What happened next?
I showed up at the gynaecologist’s. I can still remember the doctor’s stern eyes and frustration — this was twenty years ago, and there wasn’t a lot of empathy for pregnant teen girls. He, however, did not go through with the termination as he deemed that I was too far along. I felt like I had a knife at my throat. I wandered along Orchard Road, not knowing what to do. Then I recalled my first doctor. I went to a Giodarno outlet — back in those days, the outlets had free phones that you could use — and called him. I begged him to help me. He told me he could refer me to another doctor who was less reputable, who saw all kinds of patients, including prostitutes.
He said “prostitutes”?
Yes, I think he was trying to steer me away from the idea of having an abortion. But I didn’t care; I just wanted this “problem” over and done with.
At the time, were you aware of the gravity of your decision to have an abortion?
I knew instinctively it was wrong. That feeling of cold remorse surfaced not after I had the abortion, but during the hours when I hardened my resolve to have one. Something in me died: decency, morality, and everything that was good and pure.
What was the one thing that compelled you to make such an impossible decision?
Fear. It was the fear that I would not be able to have the perfect future I had envisioned for myself. I was so consumed by this fear that I was willing to do anything, even kill my own baby.
How should we help young girls or women who find themselves in such a situation?
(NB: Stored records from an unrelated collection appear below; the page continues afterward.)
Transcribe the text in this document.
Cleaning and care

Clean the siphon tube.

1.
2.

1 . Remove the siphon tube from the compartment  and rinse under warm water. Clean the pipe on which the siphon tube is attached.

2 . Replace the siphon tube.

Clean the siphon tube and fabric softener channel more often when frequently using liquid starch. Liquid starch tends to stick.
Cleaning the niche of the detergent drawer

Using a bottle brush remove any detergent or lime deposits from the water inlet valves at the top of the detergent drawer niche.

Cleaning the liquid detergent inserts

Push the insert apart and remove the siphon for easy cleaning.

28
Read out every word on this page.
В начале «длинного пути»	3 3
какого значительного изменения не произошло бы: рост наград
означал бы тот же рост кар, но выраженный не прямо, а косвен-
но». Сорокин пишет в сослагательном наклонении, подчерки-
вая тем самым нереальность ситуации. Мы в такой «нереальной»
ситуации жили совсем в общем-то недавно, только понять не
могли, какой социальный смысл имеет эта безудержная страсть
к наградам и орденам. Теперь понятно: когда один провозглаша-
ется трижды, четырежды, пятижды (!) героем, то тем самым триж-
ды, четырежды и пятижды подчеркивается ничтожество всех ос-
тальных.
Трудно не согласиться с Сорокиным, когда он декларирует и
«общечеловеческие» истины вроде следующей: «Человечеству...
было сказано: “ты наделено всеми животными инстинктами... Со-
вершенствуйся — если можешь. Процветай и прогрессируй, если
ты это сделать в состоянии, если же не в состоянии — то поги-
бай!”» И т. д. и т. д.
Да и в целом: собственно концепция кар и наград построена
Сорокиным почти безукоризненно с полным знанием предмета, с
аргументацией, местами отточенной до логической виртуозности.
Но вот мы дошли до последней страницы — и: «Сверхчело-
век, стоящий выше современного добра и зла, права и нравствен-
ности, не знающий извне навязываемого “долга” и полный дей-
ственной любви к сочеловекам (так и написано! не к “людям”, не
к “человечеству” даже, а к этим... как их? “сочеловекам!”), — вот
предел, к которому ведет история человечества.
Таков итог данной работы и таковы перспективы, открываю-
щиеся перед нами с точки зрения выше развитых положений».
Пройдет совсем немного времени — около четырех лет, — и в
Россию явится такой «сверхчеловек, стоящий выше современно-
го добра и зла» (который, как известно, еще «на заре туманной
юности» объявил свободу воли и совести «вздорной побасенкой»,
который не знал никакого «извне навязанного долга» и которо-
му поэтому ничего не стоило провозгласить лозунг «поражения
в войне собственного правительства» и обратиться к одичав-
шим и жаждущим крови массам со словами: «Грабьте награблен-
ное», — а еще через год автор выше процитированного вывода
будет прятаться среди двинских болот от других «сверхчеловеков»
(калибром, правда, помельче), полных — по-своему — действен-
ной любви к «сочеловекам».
It is a difficult ground to tread. For girls and women in this situation, this is a decision that is very hard to make. A crisis tests our beliefs and values. I was facing challenging family circumstances — both my parents were not around — and though I was attending church, I was a lost Christian wandering aimlessly. I had no foundation and no one to depend on, and I made a decision based on what I thought was right at the time.
To have an abortion or keep the child? It’s a dilemma you do not think about until it happens to you, a friend or a loved one. There are two extreme schools of thought. Conservatives decry abortions; they believe that abortion is murder. Conversely, liberals may say, “God will understand. It doesn’t make sense for you to have a child now.” Yet, as a society we need to have a strong moral fibre.
Abortion is often perceived as a quick solution to a problem. Yet, no woman ever regards abortion as easy. When a woman decides to end the life of her child, it’s something she’ll remember for the rest of her life. When dealing with someone in this situation, we need to assure her of our presence and love. As a friend, you may feel a vicarious anger and go, “Why isn’t the guy stepping up and accepting responsibility? I will go tear his house down!” But it doesn’t help her, because on top of everything, she now has to deal with your emotions.
Today as a help professional, one of the things I do when helping a girl or woman in crisis is to identify the most influential person in her circle. Who is a calming presence that can render support? I identify what it is she needs to make a decision. Choosing to have an abortion is a knee-jerk reaction — is it really the lesser of two evils in this situation? Even if she keeps the baby, she can give him or her up for adoption. And if she decides to keep the baby, what resources does she need to thrive as a parent?